Guys, it’s time to pull off the Tinder photo with open arms

Congratulations on climbing that mountain, though.

Chances are you’re familiar with the Creed band anthem “With Arms Wide Open,” in which Scott Stapp sings, “With arms wide open in the sunlight / Welcome to this place, I’ll show you’re everything .” But listen, gentlemen. Just as you wouldn’t disclose Creed’s love in your Tinder bio, you should probably avoid using photos in which you’re posing as Stapp describes it: standing outside with your arms outstretched as if welcoming a potential utopia match. gloss of your own design. It’s wildly played at this point.

It’s not as bad as, say, the photos of drugged tigers that plagued dating apps in the mid-2010s. And yes, sweetie, it’s good that you went on a hike. However, you might think that such a common position doesn’t set you apart from all the other Dan, Matt, and Caleb looking for love. Maybe you heard an NPR segment in 2016 that suggested the “expansive” aura of an open-arm shot makes you look “fun” and leads to more dates. If it worked back then, the overdrive level has since neutralized the effect. Hell, it’s been four years since that parody article about a dude’s arms stuck like this. Try something else. How about a rap squat?

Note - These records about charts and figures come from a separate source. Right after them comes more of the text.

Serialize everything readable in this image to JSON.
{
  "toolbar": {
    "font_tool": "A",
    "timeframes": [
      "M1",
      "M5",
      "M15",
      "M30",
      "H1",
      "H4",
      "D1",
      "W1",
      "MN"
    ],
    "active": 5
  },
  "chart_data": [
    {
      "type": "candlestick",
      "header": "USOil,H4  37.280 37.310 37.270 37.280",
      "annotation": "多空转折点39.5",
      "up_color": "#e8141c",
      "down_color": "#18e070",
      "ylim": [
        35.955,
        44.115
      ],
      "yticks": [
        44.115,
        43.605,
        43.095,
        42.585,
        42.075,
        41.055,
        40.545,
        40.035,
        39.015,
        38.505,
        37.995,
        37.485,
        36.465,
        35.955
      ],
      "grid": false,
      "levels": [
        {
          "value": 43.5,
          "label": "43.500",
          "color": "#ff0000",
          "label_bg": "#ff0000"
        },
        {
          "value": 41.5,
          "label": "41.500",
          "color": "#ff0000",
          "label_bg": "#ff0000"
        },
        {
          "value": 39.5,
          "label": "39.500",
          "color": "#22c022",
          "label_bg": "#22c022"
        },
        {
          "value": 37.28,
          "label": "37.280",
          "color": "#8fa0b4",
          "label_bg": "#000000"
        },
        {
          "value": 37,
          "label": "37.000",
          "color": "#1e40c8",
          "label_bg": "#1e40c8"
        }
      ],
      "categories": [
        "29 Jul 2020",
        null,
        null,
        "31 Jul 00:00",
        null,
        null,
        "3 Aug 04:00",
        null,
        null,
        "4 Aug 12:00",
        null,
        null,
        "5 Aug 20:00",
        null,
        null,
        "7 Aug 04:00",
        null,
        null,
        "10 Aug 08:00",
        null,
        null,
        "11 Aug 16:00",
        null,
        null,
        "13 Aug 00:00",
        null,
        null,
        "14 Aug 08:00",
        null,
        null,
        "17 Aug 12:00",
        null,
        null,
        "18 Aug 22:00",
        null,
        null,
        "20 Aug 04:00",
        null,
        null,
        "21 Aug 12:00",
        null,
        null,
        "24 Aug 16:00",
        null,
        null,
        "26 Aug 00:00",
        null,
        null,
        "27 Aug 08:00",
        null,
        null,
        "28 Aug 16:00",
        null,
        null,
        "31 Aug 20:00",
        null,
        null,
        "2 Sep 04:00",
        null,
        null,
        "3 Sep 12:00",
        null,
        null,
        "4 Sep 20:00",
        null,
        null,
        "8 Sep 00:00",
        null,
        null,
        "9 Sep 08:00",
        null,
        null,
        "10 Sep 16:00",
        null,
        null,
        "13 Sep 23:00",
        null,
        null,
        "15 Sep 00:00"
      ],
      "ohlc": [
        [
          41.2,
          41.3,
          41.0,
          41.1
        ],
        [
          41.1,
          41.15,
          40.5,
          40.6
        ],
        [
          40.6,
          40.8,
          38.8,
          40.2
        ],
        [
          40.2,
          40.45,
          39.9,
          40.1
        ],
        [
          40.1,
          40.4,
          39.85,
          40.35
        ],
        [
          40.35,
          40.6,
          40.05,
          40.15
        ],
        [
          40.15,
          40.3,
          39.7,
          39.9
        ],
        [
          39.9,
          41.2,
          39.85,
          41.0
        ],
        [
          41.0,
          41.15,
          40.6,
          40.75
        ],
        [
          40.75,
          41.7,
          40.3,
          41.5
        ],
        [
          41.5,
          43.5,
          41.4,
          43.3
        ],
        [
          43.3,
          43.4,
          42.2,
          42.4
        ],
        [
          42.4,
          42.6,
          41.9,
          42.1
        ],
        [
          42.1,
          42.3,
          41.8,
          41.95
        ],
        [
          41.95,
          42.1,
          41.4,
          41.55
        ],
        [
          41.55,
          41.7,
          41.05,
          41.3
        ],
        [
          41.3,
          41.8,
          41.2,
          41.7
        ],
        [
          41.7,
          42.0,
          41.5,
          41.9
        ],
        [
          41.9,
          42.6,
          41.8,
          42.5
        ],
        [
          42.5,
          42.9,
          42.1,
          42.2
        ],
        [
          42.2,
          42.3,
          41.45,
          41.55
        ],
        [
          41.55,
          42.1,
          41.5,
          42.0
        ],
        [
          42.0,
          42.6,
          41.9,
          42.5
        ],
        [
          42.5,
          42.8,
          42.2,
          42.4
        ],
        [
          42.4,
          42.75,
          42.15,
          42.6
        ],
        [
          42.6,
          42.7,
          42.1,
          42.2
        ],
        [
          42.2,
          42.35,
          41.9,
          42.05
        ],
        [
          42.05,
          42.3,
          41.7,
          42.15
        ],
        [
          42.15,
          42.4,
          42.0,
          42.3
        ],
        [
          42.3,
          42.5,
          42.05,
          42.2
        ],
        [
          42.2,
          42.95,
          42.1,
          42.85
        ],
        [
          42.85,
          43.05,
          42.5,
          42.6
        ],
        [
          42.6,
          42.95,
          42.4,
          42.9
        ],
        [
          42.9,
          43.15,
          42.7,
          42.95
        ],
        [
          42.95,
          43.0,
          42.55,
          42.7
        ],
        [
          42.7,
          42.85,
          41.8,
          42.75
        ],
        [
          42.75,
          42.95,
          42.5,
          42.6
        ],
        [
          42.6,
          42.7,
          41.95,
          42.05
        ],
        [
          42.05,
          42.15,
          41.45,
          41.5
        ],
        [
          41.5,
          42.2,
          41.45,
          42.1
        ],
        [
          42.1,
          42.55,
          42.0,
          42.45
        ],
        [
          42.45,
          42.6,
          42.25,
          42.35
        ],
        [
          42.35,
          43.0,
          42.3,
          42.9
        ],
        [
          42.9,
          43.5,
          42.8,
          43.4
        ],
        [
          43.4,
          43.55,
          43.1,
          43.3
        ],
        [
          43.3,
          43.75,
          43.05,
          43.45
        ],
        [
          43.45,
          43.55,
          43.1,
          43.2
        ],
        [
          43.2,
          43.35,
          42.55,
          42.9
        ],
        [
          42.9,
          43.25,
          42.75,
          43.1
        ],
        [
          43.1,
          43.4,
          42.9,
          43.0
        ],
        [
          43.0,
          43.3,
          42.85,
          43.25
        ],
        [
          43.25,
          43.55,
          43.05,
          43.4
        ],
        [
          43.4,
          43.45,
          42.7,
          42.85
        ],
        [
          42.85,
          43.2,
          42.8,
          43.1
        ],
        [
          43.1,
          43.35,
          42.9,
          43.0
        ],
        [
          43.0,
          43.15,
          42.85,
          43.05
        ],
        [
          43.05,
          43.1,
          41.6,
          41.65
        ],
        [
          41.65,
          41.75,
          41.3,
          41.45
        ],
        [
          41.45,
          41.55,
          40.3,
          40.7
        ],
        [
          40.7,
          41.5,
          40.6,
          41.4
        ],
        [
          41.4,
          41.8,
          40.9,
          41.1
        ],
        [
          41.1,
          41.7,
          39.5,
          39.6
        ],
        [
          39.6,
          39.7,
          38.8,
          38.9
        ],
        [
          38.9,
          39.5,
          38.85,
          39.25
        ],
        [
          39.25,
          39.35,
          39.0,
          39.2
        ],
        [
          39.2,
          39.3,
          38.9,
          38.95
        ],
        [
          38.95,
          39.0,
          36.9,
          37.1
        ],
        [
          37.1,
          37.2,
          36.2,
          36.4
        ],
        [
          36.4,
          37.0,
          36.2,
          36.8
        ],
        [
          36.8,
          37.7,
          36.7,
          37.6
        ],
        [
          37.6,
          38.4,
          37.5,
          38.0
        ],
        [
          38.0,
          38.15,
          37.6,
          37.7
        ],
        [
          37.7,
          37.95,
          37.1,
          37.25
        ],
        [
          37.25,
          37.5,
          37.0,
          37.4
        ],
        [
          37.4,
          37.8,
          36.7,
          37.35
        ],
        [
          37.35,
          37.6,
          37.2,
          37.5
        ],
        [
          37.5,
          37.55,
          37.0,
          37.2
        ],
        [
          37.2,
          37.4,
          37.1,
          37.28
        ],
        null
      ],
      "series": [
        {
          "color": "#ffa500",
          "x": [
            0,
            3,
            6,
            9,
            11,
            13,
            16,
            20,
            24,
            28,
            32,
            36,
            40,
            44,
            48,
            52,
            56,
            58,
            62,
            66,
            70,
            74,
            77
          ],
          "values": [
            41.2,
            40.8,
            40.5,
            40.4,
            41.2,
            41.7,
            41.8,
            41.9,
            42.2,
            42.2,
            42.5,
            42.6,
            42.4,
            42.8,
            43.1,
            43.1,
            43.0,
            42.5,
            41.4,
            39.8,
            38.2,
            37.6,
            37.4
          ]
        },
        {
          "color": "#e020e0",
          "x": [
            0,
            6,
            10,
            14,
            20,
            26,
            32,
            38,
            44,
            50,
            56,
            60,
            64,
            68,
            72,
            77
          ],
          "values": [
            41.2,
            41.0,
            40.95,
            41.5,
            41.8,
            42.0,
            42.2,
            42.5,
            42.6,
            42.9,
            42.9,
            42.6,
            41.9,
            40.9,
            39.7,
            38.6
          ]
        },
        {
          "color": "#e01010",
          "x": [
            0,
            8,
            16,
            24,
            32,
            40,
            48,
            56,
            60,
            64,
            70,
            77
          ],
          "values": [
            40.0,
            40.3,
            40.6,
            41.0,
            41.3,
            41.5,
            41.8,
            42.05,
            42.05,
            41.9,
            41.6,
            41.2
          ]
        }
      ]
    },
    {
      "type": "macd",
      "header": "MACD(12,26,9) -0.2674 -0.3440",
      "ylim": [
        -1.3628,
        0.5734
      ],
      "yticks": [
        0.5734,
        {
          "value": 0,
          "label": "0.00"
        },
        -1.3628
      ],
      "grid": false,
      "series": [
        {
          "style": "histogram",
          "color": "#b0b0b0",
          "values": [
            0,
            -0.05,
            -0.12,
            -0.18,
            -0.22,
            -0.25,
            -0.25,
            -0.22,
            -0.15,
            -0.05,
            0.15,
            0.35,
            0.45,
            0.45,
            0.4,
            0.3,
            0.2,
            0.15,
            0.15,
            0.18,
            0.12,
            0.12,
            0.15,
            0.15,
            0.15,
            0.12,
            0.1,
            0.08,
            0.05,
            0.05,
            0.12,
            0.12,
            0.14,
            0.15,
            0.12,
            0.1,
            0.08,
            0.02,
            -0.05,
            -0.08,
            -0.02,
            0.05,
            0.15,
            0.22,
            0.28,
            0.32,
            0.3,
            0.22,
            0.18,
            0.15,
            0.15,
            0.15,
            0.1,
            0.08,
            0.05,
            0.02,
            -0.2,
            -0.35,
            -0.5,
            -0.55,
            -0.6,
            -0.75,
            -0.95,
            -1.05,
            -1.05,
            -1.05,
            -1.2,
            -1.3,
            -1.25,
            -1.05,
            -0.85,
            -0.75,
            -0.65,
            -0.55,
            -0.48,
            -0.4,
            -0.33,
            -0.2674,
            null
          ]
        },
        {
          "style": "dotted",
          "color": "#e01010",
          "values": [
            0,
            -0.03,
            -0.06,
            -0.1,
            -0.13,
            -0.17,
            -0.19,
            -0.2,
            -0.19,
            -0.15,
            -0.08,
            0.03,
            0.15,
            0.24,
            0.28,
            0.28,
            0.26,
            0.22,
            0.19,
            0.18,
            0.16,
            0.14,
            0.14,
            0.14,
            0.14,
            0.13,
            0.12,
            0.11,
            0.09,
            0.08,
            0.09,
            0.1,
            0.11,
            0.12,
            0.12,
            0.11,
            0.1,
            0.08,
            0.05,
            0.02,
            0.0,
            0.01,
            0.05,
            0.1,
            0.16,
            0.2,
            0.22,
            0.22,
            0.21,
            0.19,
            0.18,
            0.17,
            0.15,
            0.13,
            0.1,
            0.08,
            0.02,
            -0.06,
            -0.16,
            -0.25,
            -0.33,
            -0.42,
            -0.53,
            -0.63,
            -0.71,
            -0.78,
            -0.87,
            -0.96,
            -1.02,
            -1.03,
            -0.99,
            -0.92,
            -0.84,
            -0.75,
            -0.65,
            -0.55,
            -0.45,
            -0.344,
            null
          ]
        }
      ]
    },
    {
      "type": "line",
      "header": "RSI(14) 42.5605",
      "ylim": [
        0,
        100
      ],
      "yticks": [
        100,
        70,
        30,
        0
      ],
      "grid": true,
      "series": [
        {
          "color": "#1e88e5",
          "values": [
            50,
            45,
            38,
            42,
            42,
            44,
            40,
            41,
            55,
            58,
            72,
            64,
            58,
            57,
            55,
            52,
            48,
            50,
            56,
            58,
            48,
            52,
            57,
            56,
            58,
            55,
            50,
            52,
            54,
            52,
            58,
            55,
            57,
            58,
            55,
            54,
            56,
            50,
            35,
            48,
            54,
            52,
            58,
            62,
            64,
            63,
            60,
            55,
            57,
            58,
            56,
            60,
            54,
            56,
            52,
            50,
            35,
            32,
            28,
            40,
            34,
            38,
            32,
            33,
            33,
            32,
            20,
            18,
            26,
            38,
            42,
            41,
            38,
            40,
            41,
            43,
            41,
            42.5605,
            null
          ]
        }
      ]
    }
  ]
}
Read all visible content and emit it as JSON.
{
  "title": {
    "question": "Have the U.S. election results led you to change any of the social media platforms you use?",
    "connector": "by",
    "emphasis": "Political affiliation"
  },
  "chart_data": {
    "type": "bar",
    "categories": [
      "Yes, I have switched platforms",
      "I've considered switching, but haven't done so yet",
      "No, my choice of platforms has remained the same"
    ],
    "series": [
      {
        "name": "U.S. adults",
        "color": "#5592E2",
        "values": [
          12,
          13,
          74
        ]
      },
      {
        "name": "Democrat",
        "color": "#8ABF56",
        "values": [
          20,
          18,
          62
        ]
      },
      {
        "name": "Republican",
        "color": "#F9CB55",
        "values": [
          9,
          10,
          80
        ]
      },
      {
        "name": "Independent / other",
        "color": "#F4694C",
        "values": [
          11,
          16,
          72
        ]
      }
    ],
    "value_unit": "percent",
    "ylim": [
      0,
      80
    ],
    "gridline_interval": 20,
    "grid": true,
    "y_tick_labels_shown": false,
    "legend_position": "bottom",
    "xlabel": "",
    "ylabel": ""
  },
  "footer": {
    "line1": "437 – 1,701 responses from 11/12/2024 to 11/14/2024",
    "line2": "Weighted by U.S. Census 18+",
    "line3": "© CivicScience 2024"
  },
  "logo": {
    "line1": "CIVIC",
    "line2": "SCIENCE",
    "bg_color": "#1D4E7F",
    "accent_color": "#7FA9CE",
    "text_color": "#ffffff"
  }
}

I understand, honestly. You stand in front of a majestic view, your favorite theme park, a national monument or a cool street mural. You want to convey the enormity of the scene – the bounty this world has to offer – and you go straight into guru mode. “Here,” those outstretched arms say, “this could all be yours, if only you meet me for coffee this week.” Trouble is, it has more than a whiff of a conqueror, the guy who would be lord and master of the landscape he roams. And you are, ultimately, a rando, not Alexander the Great. I’m not saying put your hands in your pockets when you finally reach the top, but acting like you’ve conjured the scene is kinda cheesy, even if you’re ripped.

You do not believe me ? Check out this photo:

Does anyone want to go to the movies or have a picnic with this guy? Looks like he would turn any low-key bang into a spectacle. I remember when Beto O’Rourke ran for president and kept standing on counters for no reason. Settle down! You’re not communing with the spirit of nature, Eric. I don’t care how many shrooms you took. Being comfortable with yourself means you don’t have to turn everything into a moment of greatness, and dating involves making room for another person in your life. The open arms photo suggests, accurately or not, that you will always want to be the center of attention, the protagonist of reality. Granted, you’re not the 50th guy in a row to hold a fish, but you can always do better. Leave this gadget to the professionals.